Basic workflow of a hash table operation

Implementing a Simple Hash Table in Python

Let's build a basic hash table using separate chaining for collision resolution. We'll define a HashTable class with __init__, _hash, insert, and get methods. For simplicity, our hash function will use Python's built-in hash() function and the modulo operator to determine the bucket index.

class HashTable:
    def __init__(self, capacity=10):
        self.capacity = capacity
        self.table = [[] for _ in range(self.capacity)]

    def _hash(self, key):
        return hash(key) % self.capacity

    def insert(self, key, value):
        index = self._hash(key)
        # Check if key already exists in the bucket (update operation)
        for i, (k, v) in enumerate(self.table[index]):
            if k == key:
                self.table[index][i] = (key, value) # Update value
                return
        self.table[index].append((key, value)) # Add new key-value pair

    def get(self, key):
        index = self._hash(key)
        for k, v in self.table[index]:
            if k == key:
                return v
        raise KeyError(f"Key '{key}' not found")

    def delete(self, key):
        index = self._hash(key)
        for i, (k, v) in enumerate(self.table[index]):
            if k == key:
                del self.table[index][i]
                return
        raise KeyError(f"Key '{key}' not found")

    def __str__(self):
        items = []
        for i, bucket in enumerate(self.table):
            if bucket:
                items.append(f"Bucket {i}: {bucket}")
        return "\n".join(items)

# Example Usage:
hash_map = HashTable(capacity=5)
hash_map.insert("apple", 10)
hash_map.insert("banana", 20)
hash_map.insert("cherry", 30)
hash_map.insert("date", 40)
hash_map.insert("elderberry", 50)

print("Initial Hash Table:")
print(hash_map)

print(f"\nValue for 'banana': {hash_map.get('banana')}")
hash_map.insert("banana", 25) # Update value
print(f"Updated value for 'banana': {hash_map.get('banana')}")

hash_map.insert("fig", 60) # This might cause a collision depending on hash()
print("\nHash Table after adding 'fig':")
print(hash_map)

try:
    print(f"\nValue for 'grape': {hash_map.get('grape')}")
except KeyError as e:
    print(e)

hash_map.delete("cherry")
print("\nHash Table after deleting 'cherry':")
print(hash_map)

A basic Python hash table implementation using separate chaining.

💡

Python's built-in hash() function is designed to be efficient and provide good distribution for various data types.
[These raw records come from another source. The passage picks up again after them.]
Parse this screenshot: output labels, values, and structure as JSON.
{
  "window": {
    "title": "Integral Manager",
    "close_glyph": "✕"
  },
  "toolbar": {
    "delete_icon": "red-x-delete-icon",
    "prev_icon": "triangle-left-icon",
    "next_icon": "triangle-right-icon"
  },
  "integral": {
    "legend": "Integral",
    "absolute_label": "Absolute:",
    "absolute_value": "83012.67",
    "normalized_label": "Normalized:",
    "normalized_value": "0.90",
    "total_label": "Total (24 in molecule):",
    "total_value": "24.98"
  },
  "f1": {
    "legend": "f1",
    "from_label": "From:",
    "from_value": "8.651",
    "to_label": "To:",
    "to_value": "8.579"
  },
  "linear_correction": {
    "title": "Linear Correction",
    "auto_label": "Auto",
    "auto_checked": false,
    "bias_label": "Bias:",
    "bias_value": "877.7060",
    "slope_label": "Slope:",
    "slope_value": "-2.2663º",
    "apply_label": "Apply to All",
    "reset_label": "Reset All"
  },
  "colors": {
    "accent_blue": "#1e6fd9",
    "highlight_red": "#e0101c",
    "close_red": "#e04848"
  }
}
However, for custom objects, you'll need to implement your own __hash__ and __eq__ methods to ensure they can be used as dictionary keys.

Performance Considerations and Load Factor

The efficiency of a hash table heavily depends on its load factor, which is the ratio of the number of stored items to the number of buckets. A high load factor means more items per bucket, leading to more collisions and slower retrieval times (O(N) in the worst case for a single bucket). Conversely, a low load factor means more empty buckets, wasting space.

To maintain good performance (ideally O(1) average time complexity for insertions, deletions, and lookups), hash tables often resize themselves when the load factor exceeds a certain threshold. This involves creating a new, larger array of buckets and re-hashing all existing key-value pairs into the new table.

graph TD
    A[Number of Items] --> B[Number of Buckets]
    B --> C{"Load Factor (Items / Buckets)"}
    C --> D{Load Factor > Threshold?}
    D -- Yes --> E[Resize Table (Increase Buckets)]
    E --> F[Rehash All Items]
    D -- No --> G[Maintain Current Performance]
    F --> G

Decision process for hash table resizing based on load factor

ℹ️

While our simple implementation doesn't include resizing, a production-ready hash table would dynamically adjust its capacity to maintain optimal performance. Python's dict handles this automatically.